Der/Die Lehrer/-in sollte nicht mit dem Anspruch der Herausarbeitung einer allumfassenden Definition des Begriffs "Konflikt" an die Stunde herangehen. Vielmehr sollte er/sie mit Hilfe der vorgegebenen Beispiele (Abbildungen/Film- bzw. Serienausschnitte) sowie durch die Nennung eigener Beispiele beschrieben werden, so dass sich der Ausdruck für die Kinder auch ohne die explizite Verwendung des Begriffs "Definition" erschließen lässt. Eine feste Definition würde dem Ziel des Erkennens grundsätzlicher Konfliktstrukturen und der Anwendung dieser auf individuelle Situationen entgegenstehen und somit verhindern, dass die Kinder für die Verschiedenartigkeit von Konflikten sensibilisiert werden (die Definition im Kasten dient nur zur Hilfe). Das Feststellen von Gemeinsamkeiten, vor allem aber auch von Unterschieden soll den Abstraktionsprozess einleiten und damit zur Begriffsbildung führen. Die Anwendung dieses Wissens auf Konflikte in den von ihnen gesehenen Sendungen wird damit erleichtert.

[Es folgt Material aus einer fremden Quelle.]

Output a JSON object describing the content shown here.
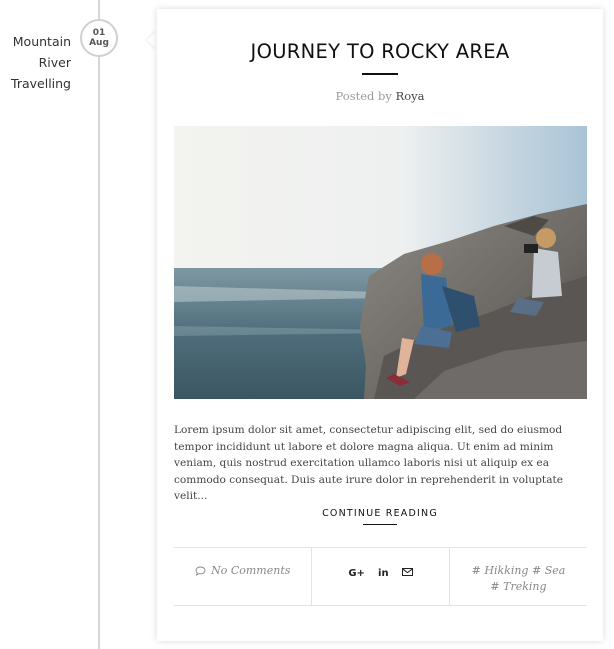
{
  "categories": [
    "Mountain",
    "River",
    "Travelling"
  ],
  "date": {
    "day": "01",
    "month": "Aug"
  },
  "post": {
    "title": "JOURNEY TO ROCKY AREA",
    "posted_by_label": "Posted by",
    "author": "Roya",
    "excerpt": "Lorem ipsum dolor sit amet, consectetur adipiscing elit, sed do eiusmod tempor incididunt ut labore et dolore magna aliqua. Ut enim ad minim veniam, quis nostrud exercitation ullamco laboris nisi ut aliquip ex ea commodo consequat. Duis aute irure dolor in reprehenderit in voluptate velit...",
    "continue_label": "CONTINUE READING"
  },
  "footer": {
    "comments_label": "No Comments",
    "share_icons": [
      "google-plus-icon",
      "linkedin-icon",
      "email-icon"
    ],
    "share_glyphs": {
      "google_plus": "G+",
      "linkedin": "in"
    },
    "tags": [
      "# Hikking",
      "# Sea",
      "# Treking"
    ]
  },
  "colors": {
    "accent": "#111111",
    "muted": "#999999",
    "timeline": "#d6d6d6"
  }
}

Am Beginn der Einheit werden die Kinder wahrscheinlich noch nicht selbständig zwischen den Konfliktdimensionen (Ausgangslage Konfrontation Auflösung) differenzieren. Besondere Aufmerksamkeit gilt also der Vermittlung der Tatsache, dass ein Konflikt aus entgegengesetzten Interessen zweier "Parteien" und nicht nur aus der Konfrontation (Streit, Schlägerei etc.) besteht, sondern sich innerhalb einer gemeinsamen Struktur völlig unterschiedlich darstellen und entwickeln kann.
Geeignetes Filmmaterial
Auch bei der Suche nach geeigneten Film- und Serienausschnitten sollte der Fernsehalltag der Kinder berücksichtigt werden. Wenn von den SchülerInnen beispielsweise hauptsächlich Serien gesehen werden, sollte auch ein Ausschnitt aus einer dieser Serien gewählt werden.

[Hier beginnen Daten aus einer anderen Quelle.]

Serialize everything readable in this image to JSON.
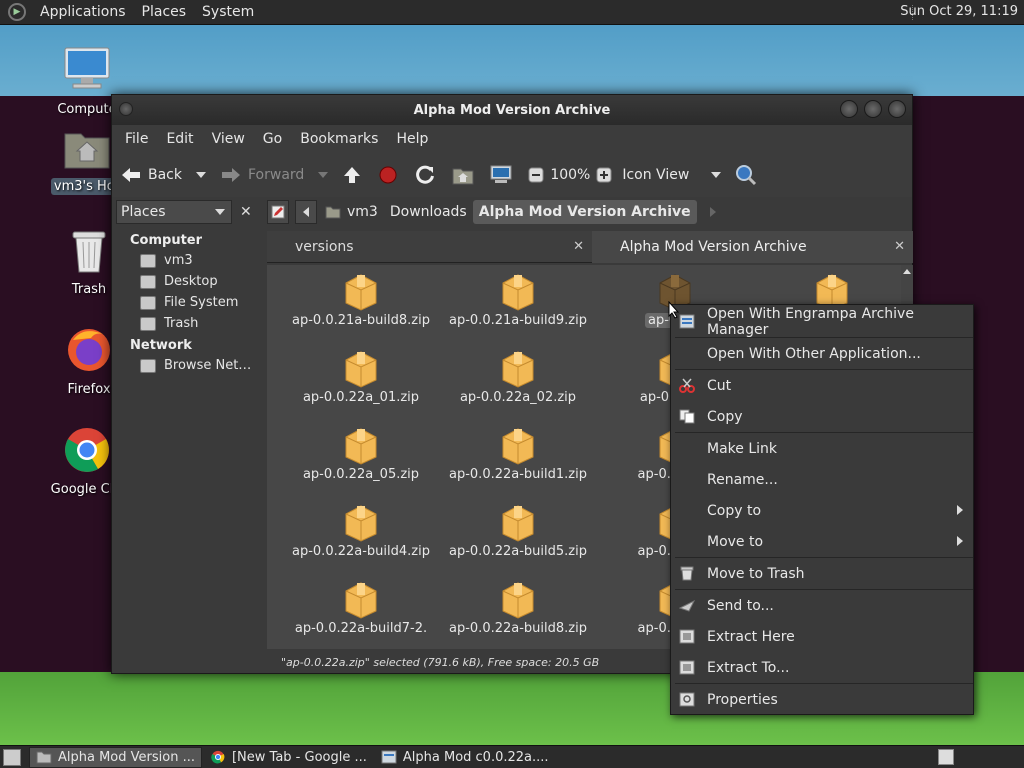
{
  "top_panel": {
    "menus": [
      "Applications",
      "Places",
      "System"
    ],
    "clock": "Sun Oct 29, 11:19"
  },
  "desktop": {
    "icons": [
      {
        "label": "Compute",
        "icon": "computer-icon"
      },
      {
        "label": "vm3's Hor",
        "icon": "home-folder-icon"
      },
      {
        "label": "Trash",
        "icon": "trash-icon"
      },
      {
        "label": "Firefox",
        "icon": "firefox-icon"
      },
      {
        "label": "Google Chr",
        "icon": "chrome-icon"
      }
    ]
  },
  "window": {
    "title": "Alpha Mod Version Archive",
    "menu": [
      "File",
      "Edit",
      "View",
      "Go",
      "Bookmarks",
      "Help"
    ],
    "toolbar": {
      "back": "Back",
      "forward": "Forward",
      "zoom": "100%",
      "view_mode": "Icon View"
    },
    "places_label": "Places",
    "sidebar": {
      "computer_head": "Computer",
      "computer_items": [
        "vm3",
        "Desktop",
        "File System",
        "Trash"
      ],
      "network_head": "Network",
      "network_items": [
        "Browse Net…"
      ]
    },
    "breadcrumbs": [
      "vm3",
      "Downloads",
      "Alpha Mod Version Archive"
    ],
    "tabs": [
      {
        "label": "versions"
      },
      {
        "label": "Alpha Mod Version Archive"
      }
    ],
    "files": [
      "ap-0.0.21a-build8.zip",
      "ap-0.0.21a-build9.zip",
      "ap-0.0.2",
      "",
      "ap-0.0.22a_01.zip",
      "ap-0.0.22a_02.zip",
      "ap-0.0.22a",
      "",
      "ap-0.0.22a_05.zip",
      "ap-0.0.22a-build1.zip",
      "ap-0.0.22a-",
      "",
      "ap-0.0.22a-build4.zip",
      "ap-0.0.22a-build5.zip",
      "ap-0.0.22a-",
      "",
      "ap-0.0.22a-build7-2.",
      "ap-0.0.22a-build8.zip",
      "ap-0.0.22a-",
      ""
    ],
    "status": "\"ap-0.0.22a.zip\" selected (791.6 kB), Free space: 20.5 GB"
  },
  "context_menu": {
    "items": [
      "Open With Engrampa Archive Manager",
      "Open With Other Application...",
      "Cut",
      "Copy",
      "Make Link",
      "Rename...",
      "Copy to",
      "Move to",
      "Move to Trash",
      "Send to...",
      "Extract Here",
      "Extract To...",
      "Properties"
    ]
  },
  "taskbar": {
    "tasks": [
      "Alpha Mod Version ...",
      "[New Tab - Google ...",
      "Alpha Mod c0.0.22a...."
    ]
  }
}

Möglicherweise unterscheidet sich ab den Klassenstufen 5 und 6 der Fernsehalltag zwischen Jungen und Mädchen fundamental (Serien und Talk-Shows bzw. Actionfilme). Diese Unterschiede bestehen aber keinesfalls generell zwischen Jungen und Mädchen, auch zwischen den einzelnen Jungen bzw. Mädchen gibt es große individuelle Unterschiede. Eine genaue Tagebuchauswertung sollte darüber Aufschluss geben, und es lassen sich mit Sicherheit Überschneidungen bei den Sehgewohnheiten feststellen, die dann verwendet werden können.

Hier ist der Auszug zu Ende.